What Makes A Good Vacation

And though we might vacation to get away from our jobs, how we interact with and feel about our workplaces follows us throughout the trip. In studying teachers before, during and after a week of vacation, researchers found that the time off made the educators less depressed, anxious and emotionally exhausted. But for the perfectionist teachers in the group, the emotional benefits of vacation were much smaller when work tasks dragged into their time off. A vacation is a chance to disengage and stop anticipating work-related worries or problems, something that’s hard to do if you’re still actually working, Gump says. 

How well-rewarded people feel for their efforts at work changes their experience with time off, too. In the weeks leading up to and after vacation, Gump and his colleagues asked study participants about how happy, calm, or energetic they felt, as well as how depressed, anxious or angry they were. People who felt like they were appropriately compensated — not financially but in how much job security they felt or the amount of worry or time the tasks demanded — benefitted less from the vacation. 
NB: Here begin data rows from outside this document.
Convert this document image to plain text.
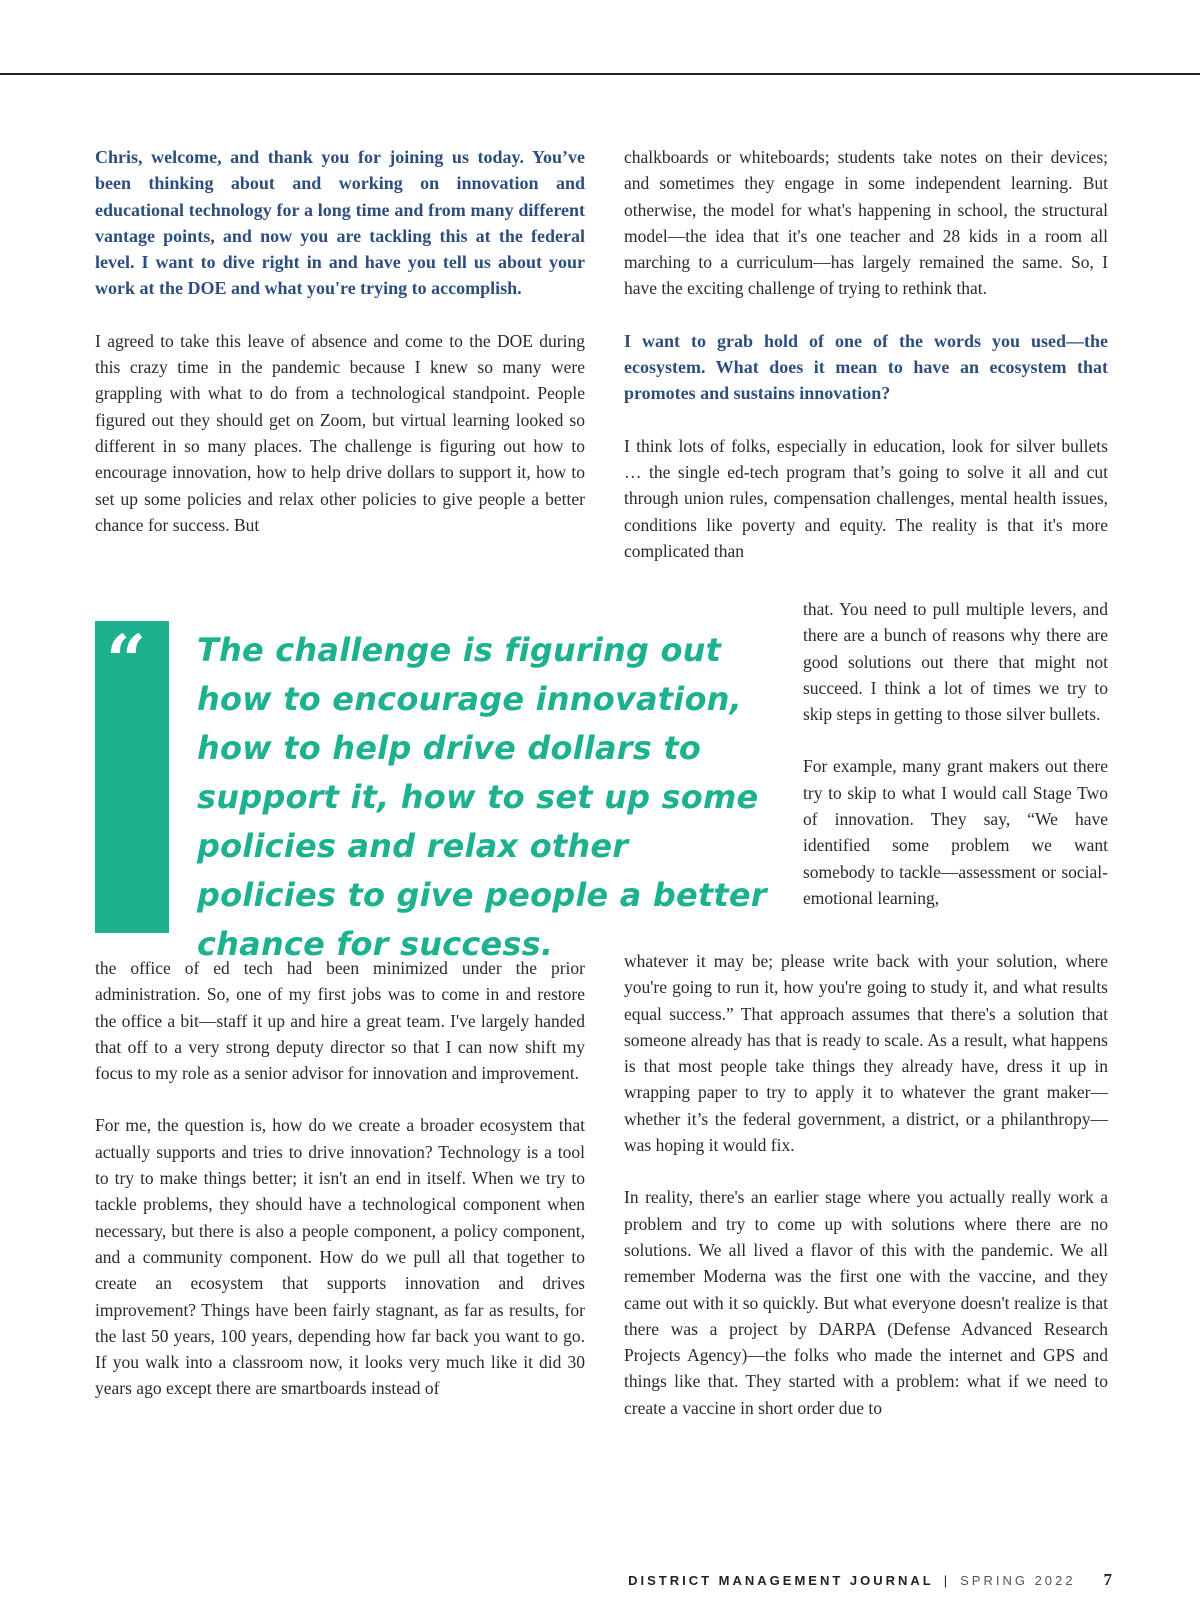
Chris, welcome, and thank you for joining us today. You’ve been thinking about and working on innovation and educational technology for a long time and from many different vantage points, and now you are tackling this at the federal level. I want to dive right in and have you tell us about your work at the DOE and what you're trying to accomplish.

I agreed to take this leave of absence and come to the DOE during this crazy time in the pandemic because I knew so many were grappling with what to do from a technological standpoint. People figured out they should get on Zoom, but virtual learning looked so different in so many places. The challenge is figuring out how to encourage innovation, how to help drive dollars to support it, how to set up some policies and relax other policies to give people a better chance for success. But

“ The challenge is figuring out how to encourage innovation, how to help drive dollars to support it, how to set up some policies and relax other policies to give people a better chance for success.

the office of ed tech had been minimized under the prior administration. So, one of my first jobs was to come in and restore the office a bit—staff it up and hire a great team. I've largely handed that off to a very strong deputy director so that I can now shift my focus to my role as a senior advisor for innovation and improvement.

For me, the question is, how do we create a broader ecosystem that actually supports and tries to drive innovation? Technology is a tool to try to make things better; it isn't an end in itself. When we try to tackle problems, they should have a technological component when necessary, but there is also a people component, a policy component, and a community component. How do we pull all that together to create an ecosystem that supports innovation and drives improvement? Things have been fairly stagnant, as far as results, for the last 50 years, 100 years, depending how far back you want to go. If you walk into a classroom now, it looks very much like it did 30 years ago except there are smartboards instead of

chalkboards or whiteboards; students take notes on their devices; and sometimes they engage in some independent learning. But otherwise, the model for what's happening in school, the structural model—the idea that it's one teacher and 28 kids in a room all marching to a curriculum—has largely remained the same. So, I have the exciting challenge of trying to rethink that.

I want to grab hold of one of the words you used—the ecosystem. What does it mean to have an ecosystem that promotes and sustains innovation?

I think lots of folks, especially in education, look for silver bullets … the single ed-tech program that’s going to solve it all and cut through union rules, compensation challenges, mental health issues, conditions like poverty and equity. The reality is that it's more complicated than

that. You need to pull multiple levers, and there are a bunch of reasons why there are good solutions out there that might not succeed. I think a lot of times we try to skip steps in getting to those silver bullets.

For example, many grant makers out there try to skip to what I would call Stage Two of innovation. They say, “We have identified some problem we want somebody to tackle—assessment or social-emotional learning,

whatever it may be; please write back with your solution, where you're going to run it, how you're going to study it, and what results equal success.” That approach assumes that there's a solution that someone already has that is ready to scale. As a result, what happens is that most people take things they already have, dress it up in wrapping paper to try to apply it to whatever the grant maker—whether it’s the federal government, a district, or a philanthropy—was hoping it would fix.

In reality, there's an earlier stage where you actually really work a problem and try to come up with solutions where there are no solutions. We all lived a flavor of this with the pandemic. We all remember Moderna was the first one with the vaccine, and they came out with it so quickly. But what everyone doesn't realize is that there was a project by DARPA (Defense Advanced Research Projects Agency)—the folks who made the internet and GPS and things like that. They started with a problem: what if we need to create a vaccine in short order due to

DISTRICT MANAGEMENT JOURNAL | SPRING 2022 7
Whereas those who felt less work stress saw their negative feelings like anxiety and anger decrease before vacation, those who dealt with more work worries felt those emotions mostly the same before and after the break. People with low work-related stress also saw positive feelings of happiness and calmness increase before vacation, while those with more work stress didn’t. Other research investigating specifically the sense of job security found something similar: Those who returned to a work environment where they felt less stable in the job were more exhausted upon return.

Doing research on vacation can be challenging, Gump says. Employers that could collaborate on the efforts might want to own the data, and if there’s any risk that the study could show some vacations aren’t actually relaxing, companies benefiting from the tourism industry are wary of participating. Learning more is hard, even though there is much more to understand. “The characteristics of a ‘good vacation’ are, right now, just theoretical,” Gump says. But who is to say you can’t conduct your own study of one and figure out what vacation is most relaxing and restorative for you?